After reaching highs of $7,470 last week, Bitcoin has seen a strong reversal over the past few days, falling as low as $6,580 earlier today in a spectacular fashion, liquidating dozens of millions worth of long positions in the process.
Although it isn’t easy to gauge the collective thoughts of the crypto diaspora, it seems that the crash was related to another bout of weakness in the stock market.
The Bitcoin crash that can be seen on the right of the chart above almost perfectly coincided with the open of the futures market of the S&P 500 index, which immediately plunged on the Sunday evening open after the best weekly rally in decades.
Thus, as prominent analysts have continued to claim that the S&P 500 isn’t done falling, crypto investors may need to be cautious as well.
Stock Market Could Tumble Once Again
Despite a rapid 25% “bull market” from the lows seen in March, analysts are not yet convinced that the worst is behind the S&P 500 and the broader global equity market.
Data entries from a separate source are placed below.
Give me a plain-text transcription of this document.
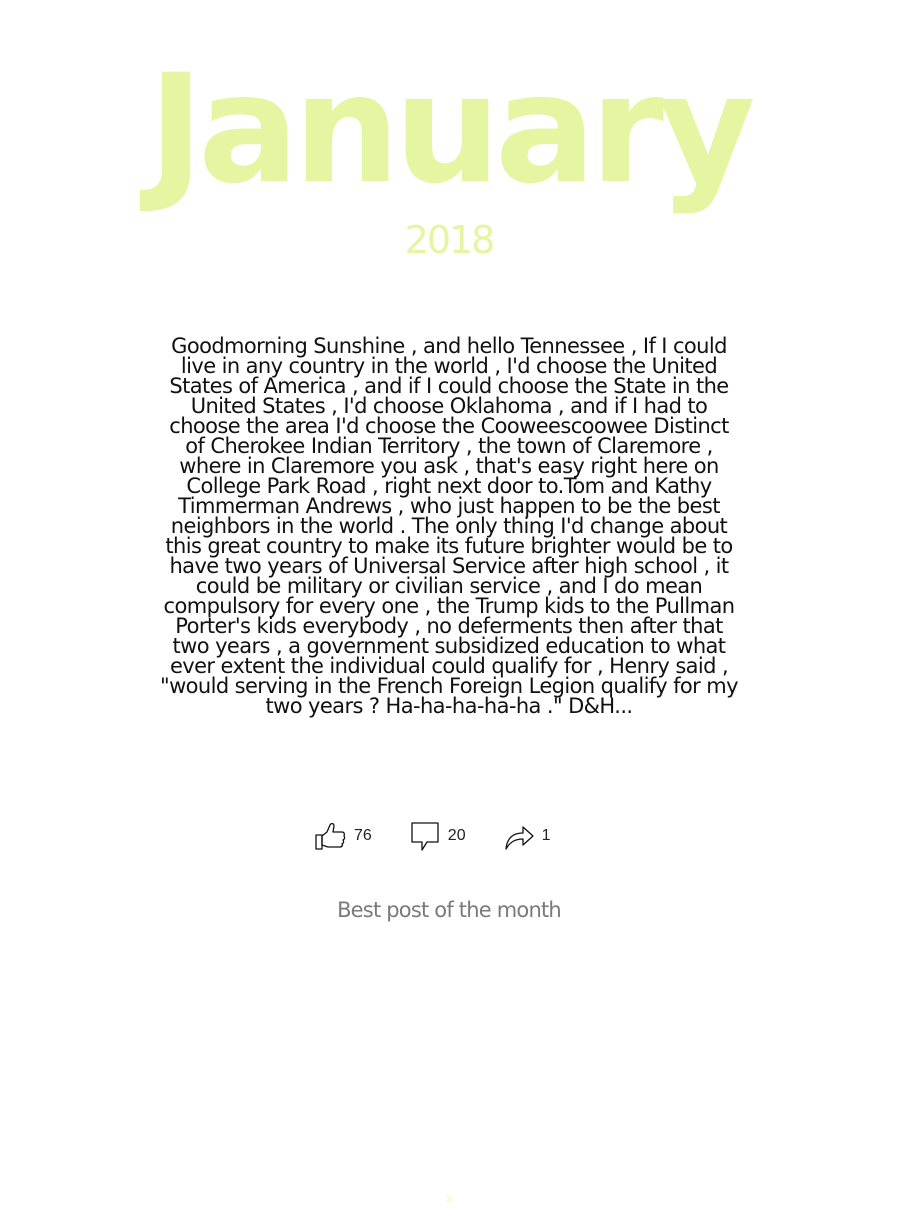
January
2018
Goodmorning Sunshine , and hello Tennessee , If I could live in any country in the world , I'd choose the United States of America , and if I could choose the State in the United States , I'd choose Oklahoma , and if I had to choose the area I'd choose the Cooweescoowee Distinct of Cherokee Indian Territory , the town of Claremore , where in Claremore you ask , that's easy right here on College Park Road , right next door to.Tom and Kathy Timmerman Andrews , who just happen to be the best neighbors in the world . The only thing I'd change about this great country to make its future brighter would be to have two years of Universal Service after high school , it could be military or civilian service , and I do mean compulsory for every one , the Trump kids to the Pullman Porter's kids everybody , no deferments then after that two years , a government subsidized education to what ever extent the individual could qualify for , Henry said , "would serving in the French Foreign Legion qualify for my two years ? Ha-ha-ha-ha-ha ." D&H...
76	20	1
Best post of the month
3
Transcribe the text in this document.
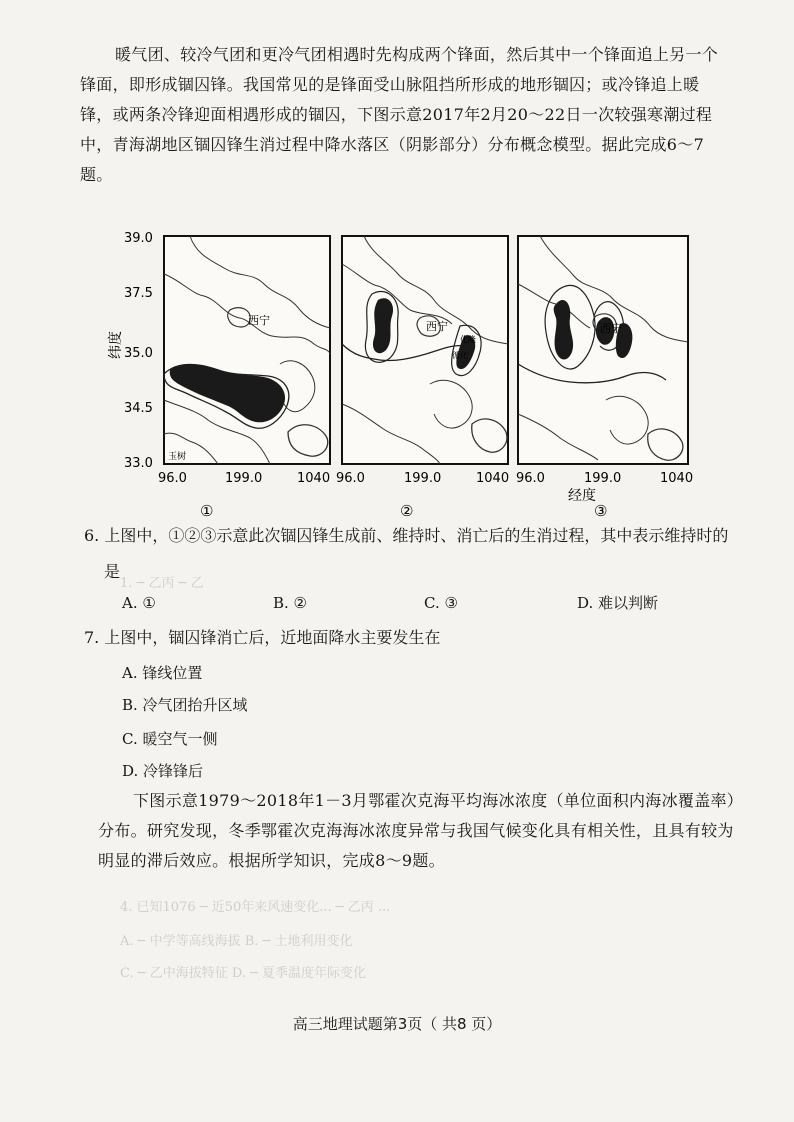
1. ─ 乙丙 ─ 乙
4. 已知1076 ─ 近50年来风速变化... ─ 乙丙 ...
A. ─ 中学等高线海拔 B. ─ 土地利用变化
C. ─ 乙中海拔特征 D. ─ 夏季温度年际变化
暖气团、较冷气团和更冷气团相遇时先构成两个锋面，然后其中一个锋面追上另一个
锋面，即形成锢囚锋。我国常见的是锋面受山脉阻挡所形成的地形锢囚；或冷锋追上暖
锋，或两条冷锋迎面相遇形成的锢囚，下图示意2017年2月20～22日一次较强寒潮过程
中，青海湖地区锢囚锋生消过程中降水落区（阴影部分）分布概念模型。据此完成6～7
题。
39.0
37.5
35.0
34.5
33.0
纬度
西宁
玉树
96.0	199.0	1040
①
西宁
化隆
循化
96.0	199.0	1040
②
西宁
96.0	199.0	1040
经度
③
6. 上图中，①②③示意此次锢囚锋生成前、维持时、消亡后的生消过程，其中表示维持时的
是
A. ①	B. ②	C. ③	D. 难以判断
7. 上图中，锢囚锋消亡后，近地面降水主要发生在
A. 锋线位置
B. 冷气团抬升区域
C. 暖空气一侧
D. 冷锋锋后
下图示意1979～2018年1－3月鄂霍次克海平均海冰浓度（单位面积内海冰覆盖率）
分布。研究发现，冬季鄂霍次克海海冰浓度异常与我国气候变化具有相关性，且具有较为
明显的滞后效应。根据所学知识，完成8～9题。
高三地理试题第3页（ 共8 页）
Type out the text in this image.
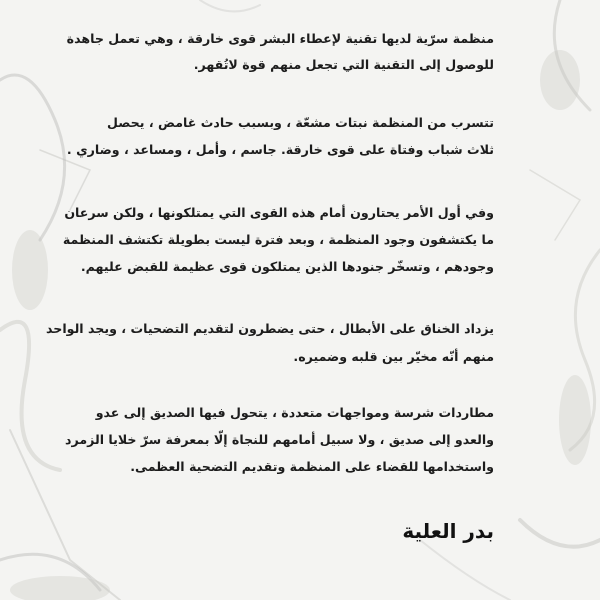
منظمة سرّية لديها تقنية لإعطاء البشر قوى خارقة ، وهي تعمل جاهدة
للوصول إلى التقنية التي تجعل منهم قوة لاتُقهر.
تتسرب من المنظمة نبتات مشعّة ، وبسبب حادث غامض ، يحصل
ثلاث شباب وفتاة على قوى خارقة. جاسم ، وأمل ، ومساعد ، وضاري .
وفي أول الأمر يحتارون أمام هذه القوى التي يمتلكونها ، ولكن سرعان
ما يكتشفون وجود المنظمة ، وبعد فترة ليست بطويلة تكتشف المنظمة
وجودهم ، وتسخّر جنودها الذين يمتلكون قوى عظيمة للقبض عليهم.
يزداد الخناق على الأبطال ، حتى يضطرون لتقديم التضحيات ، ويجد الواحد
منهم أنّه مخيّر بين قلبه وضميره.
مطاردات شرسة ومواجهات متعددة ، يتحول فيها الصديق إلى عدو
والعدو إلى صديق ، ولا سبيل أمامهم للنجاة إلّا بمعرفة سرّ خلايا الزمرد
واستخدامها للقضاء على المنظمة وتقديم التضحية العظمى.
بدر العلية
Robert Breedlove — CEO of Parallax Digital, a Bitcoin-focused hedge fund and consultancy — shared the below data, showing that over the past few weeks, the U.S. dollar and gold have been rallying in tandem. Both assets are at multi-year highs.
USD and Gold rallying in unison indicates true market sentiment right now: fear.
Gold's market cap is just latent demand for #Bitcoin, which is superior across all traits of money (divisibility, durability, portability, recognizability, and scarcity).
Markets zero-in on truth. pic.twitter.com/a950MopcVe
— Robert ₿reedlove (@Breedlove22) April 12, 2020
Furthermore, last week two of the biggest store of values in the world — the Japanese yen and Treasury bonds — were rallying.
The fact that traditional stores of value are rallying in tandem with the stock market suggests that many investors aren’t convinced that the bear market is over. As Breedlove wrote:
“USD and Gold rallying in unison indicates true market sentiment right now: fear.”
Indeed, Scott Minerd — the global CIO of Guggenheim Investments, a financial services and investment firm based in New York — explained in a note published last week that he expects “the other shoe” to drop in global markets, which will cause yet another wave of panic in the market:
We need to see the other shoe drop. When the markets start to see some of the data on unemployment rising and economic growth and corporate earnings contracting, there will be another level of panic in the market.
Minerd went as far as to say that should things play out as he expects, he could see the S&P trade to 1,500, now almost 50% lower than the index trades at today.
Bitcoin Will Be Affected
While many laud Bitcoin for its perceived ability to be largely uncorrelated with the rest of the world’s markets, investors are certain the cryptocurrency will be negatively affected if the S&P 500 bear market drags on.
In the April edition of “Crypto Trader’s Digest,” the newsletter from the desk of BitMEX CEO Arthur Hayes, Hayes remarked that despite the recent performance of both stocks and crypto, he could see Bitcoin retest $3,000, calling the chance this happens “absolutely [likely …] if the S&P 500 rolls over and tests 2,000.”
He attributed this thought to the fact that in a global bear market, the correlation between all assets approaches one.
Chris Burniske of Placeholder Capital echoed this sentiment to a T, so to say.
Burniske, who coined the term “crypto-asset,” wrote in a Twitter thread in March that if “global markets freak out again” and see a “sell everything moment, […] there are any number of lows in the $5000s, $4000s and $3000s that BTC could reach.”
— Chris Burniske (@cburniske) March 21, 2020
Whether or not the potential new low in the Bitcoin market will be below $3,700, the low of the “Black Thursday” crash, remains to be seen.